More regulation for IoT devices?

IoT device use has steadily increased, but overall, it is still relatively new. That means there are not a lot of established U.S. guidelines and regulations in place to help safeguard these devices, leaving cybersecurity in customers’ and companies’ hands.

“I’m hopeful there will be some new standards, and newer regulations that will force the vendors to do more,” Randy Trzeciak, director of the science information and security policy and management program at Carnegie Mellon University, told CNBC. “There should be a national discussion around insuring device security, and where the manufacturer needs to take some ownership and responsibility.”

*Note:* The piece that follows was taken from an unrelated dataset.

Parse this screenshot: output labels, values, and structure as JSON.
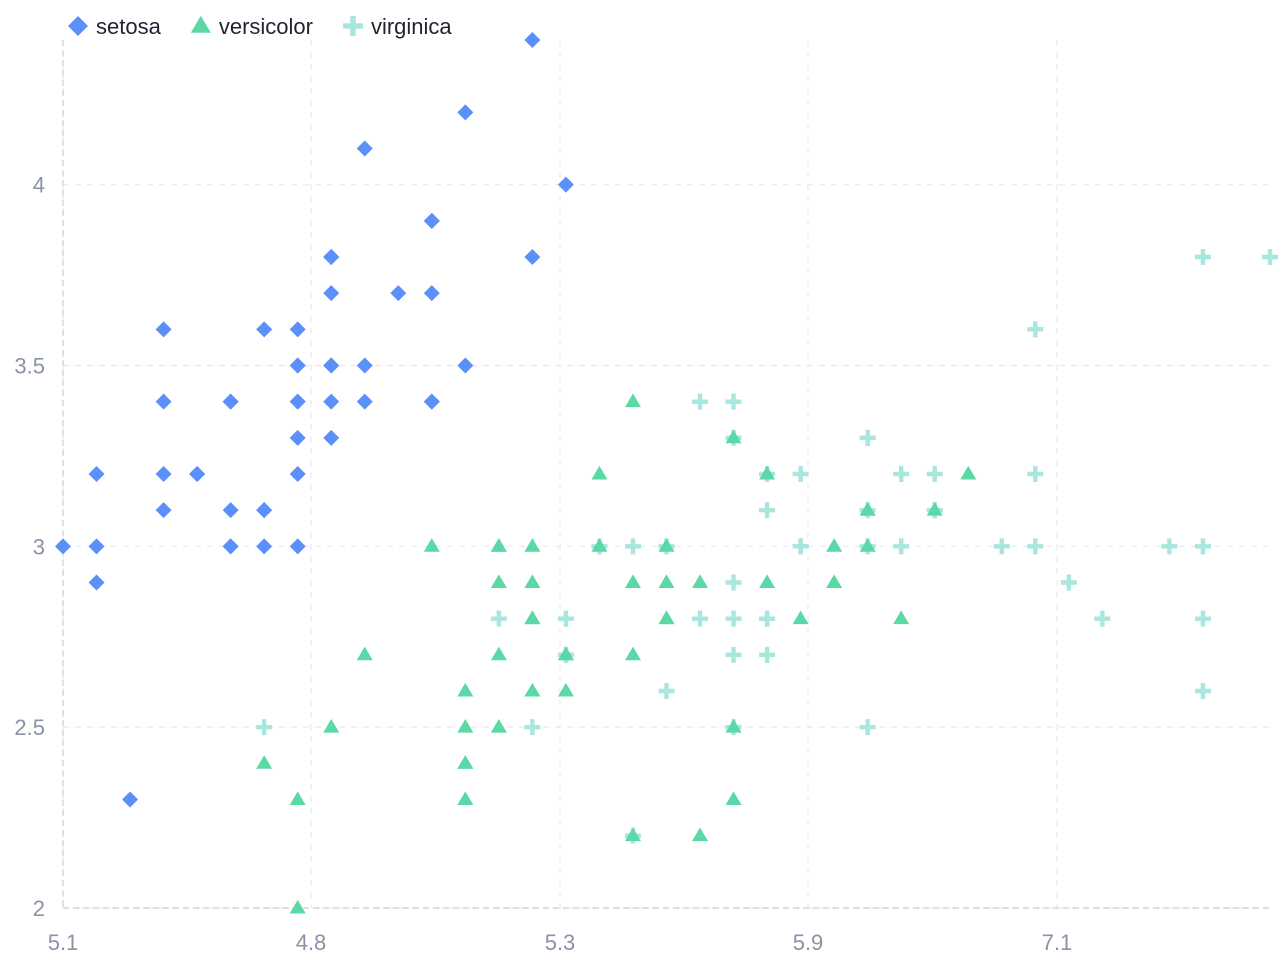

CISA and the National Institute of Standards and Technology are working together to establish guidelines for thousands of IoT device manufacturers, according to Clark. These regulations could help ensure that devices can identify themselves to networks prior to being added to them. U.S. Congress turned the guidelines into a law in 2020, but it only pertained to firms that supply the U.S. government with IoT devices.

Meanwhile, some investors and executives have cautiously welcomed regulators’ increased involvement.

“It’s simply too complex,” Shlomo Kramer, an early investor in Palo Alto Networks and currently one of the top cyber security investors worldwide, told CNBC. “There’s not enough qualified and experienced security people.”